The safety of GPs and the patients they look after should be an easy message to sell – to the public, to politicians and most of all to the profession. We can still be working up other solutions and seeking consensus on a vision for a new contract, but the time for hard workload caps is now – before we haemorrhage even more of our precious workforce.

Dr Shaba Nabi is a GP trainer in Bristol. Read more of her blogs here


          

READERS' COMMENTS [3]

Please note, only GPs are permitted to add comments to articles

Decorum Est 17 July, 2023 5:10 pm

‘I can’t think of any other provider whose time expands according to the demands caused by a contract that places no ceiling on the amount of work to be done.’
I’m not totally disagreeing with you but do you know any teachers?

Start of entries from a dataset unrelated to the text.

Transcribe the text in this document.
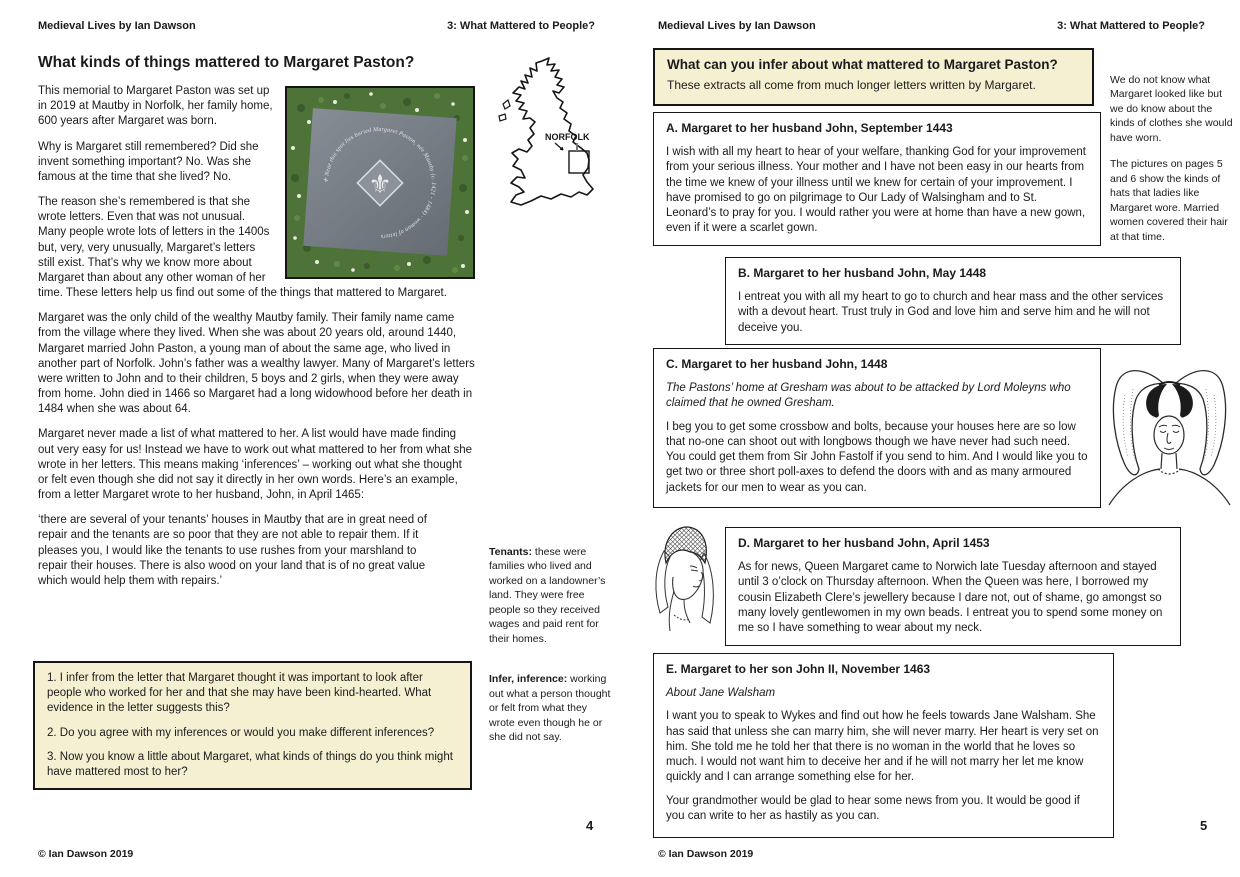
Medieval Lives by Ian Dawson	3: What Mattered to People?
What kinds of things mattered to Margaret Paston?
⚜
✛ Near this spot lies buried Margaret Paston, née Mautby (c. 1421 - 1484) · woman of letters

This memorial to Margaret Paston was set up in 2019 at Mautby in Norfolk, her family home, 600 years after Margaret was born.

Why is Margaret still remembered? Did she invent something important? No. Was she famous at the time that she lived? No.

The reason she’s remembered is that she wrote letters. Even that was not unusual. Many people wrote lots of letters in the 1400s but, very, very unusually, Margaret’s letters still exist. That’s why we know more about Margaret than about any other woman of her time. These letters help us find out some of the things that mattered to Margaret.

Margaret was the only child of the wealthy Mautby family. Their family name came from the village where they lived. When she was about 20 years old, around 1440, Margaret married John Paston, a young man of about the same age, who lived in another part of Norfolk. John’s father was a wealthy lawyer. Many of Margaret’s letters were written to John and to their children, 5 boys and 2 girls, when they were away from home. John died in 1466 so Margaret had a long widowhood before her death in 1484 when she was about 64.

Margaret never made a list of what mattered to her. A list would have made finding out very easy for us! Instead we have to work out what mattered to her from what she wrote in her letters. This means making ‘inferences’ – working out what she thought or felt even though she did not say it directly in her own words. Here’s an example, from a letter Margaret wrote to her husband, John, in April 1465:

‘there are several of your tenants’ houses in Mautby that are in great need of repair and the tenants are so poor that they are not able to repair them. If it pleases you, I would like the tenants to use rushes from your marshland to repair their houses. There is also wood on your land that is of no great value which would help them with repairs.’

NORFOLK
Tenants: these were families who lived and worked on a landowner’s land. They were free people so they received wages and paid rent for their homes.
Infer, inference: working out what a person thought or felt from what they wrote even though he or she did not say.

1. I infer from the letter that Margaret thought it was important to look after people who worked for her and that she may have been kind-hearted. What evidence in the letter suggests this?

2. Do you agree with my inferences or would you make different inferences?

3. Now you know a little about Margaret, what kinds of things do you think might have mattered most to her?

4
© Ian Dawson 2019
Medieval Lives by Ian Dawson	3: What Mattered to People?
What can you infer about what mattered to Margaret Paston?
These extracts all come from much longer letters written by Margaret.	We do not know what Margaret looked like but we do know about the kinds of clothes she would have worn.

The pictures on pages 5 and 6 show the kinds of hats that ladies like Margaret wore. Married women covered their hair at that time.

A. Margaret to her husband John, September 1443

I wish with all my heart to hear of your welfare, thanking God for your improvement from your serious illness. Your mother and I have not been easy in our hearts from the time we knew of your illness until we knew for certain of your improvement. I have promised to go on pilgrimage to Our Lady of Walsingham and to St. Leonard’s to pray for you. I would rather you were at home than have a new gown, even if it were a scarlet gown.

B. Margaret to her husband John, May 1448

I entreat you with all my heart to go to church and hear mass and the other services with a devout heart. Trust truly in God and love him and serve him and he will not deceive you.

C. Margaret to her husband John, 1448

The Pastons’ home at Gresham was about to be attacked by Lord Moleyns who claimed that he owned Gresham.

I beg you to get some crossbow and bolts, because your houses here are so low that no-one can shoot out with longbows though we have never had such need. You could get them from Sir John Fastolf if you send to him. And I would like you to get two or three short poll-axes to defend the doors with and as many armoured jackets for our men to wear as you can.

D. Margaret to her husband John, April 1453

As for news, Queen Margaret came to Norwich late Tuesday afternoon and stayed until 3 o’clock on Thursday afternoon. When the Queen was here, I borrowed my cousin Elizabeth Clere’s jewellery because I dare not, out of shame, go amongst so many lovely gentlewomen in my own beads. I entreat you to spend some money on me so I have something to wear about my neck.

E. Margaret to her son John II, November 1463

About Jane Walsham

I want you to speak to Wykes and find out how he feels towards Jane Walsham. She has said that unless she can marry him, she will never marry. Her heart is very set on him. She told me he told her that there is no woman in the world that he loves so much. I would not want him to deceive her and if he will not marry her let me know quickly and I can arrange something else for her.

Your grandmother would be glad to hear some news from you. It would be good if you can write to her as hastily as you can.

5
© Ian Dawson 2019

David Church 17 July, 2023 7:31 pm

As you noted, there are red and blue contingents among GPs, and also green, yellow, etc.
It might be sensible to mix up some universal purple from red and blue, but it is not possible.
It turns out a murky brown which nobody likes the smell of.
And then there are hospital doctors to add to the mix too – unless they just hide to avoid the brown mess.
No, I would challenge doctors to get united at all.

James Weems 17 July, 2023 11:09 pm

The time really is now for GPCE to get their act together. We have one hell of a job on to get a contract that is fit for purpose for next year.
Negotiate hard. Use the evidence to back up our claims and build a contact that will entice us all to stick at the partnership model. It works (for the lost part) but if properly funded and give the space and time to grow, it could go a long way to help solve some of our most pernicious problems in the nhs.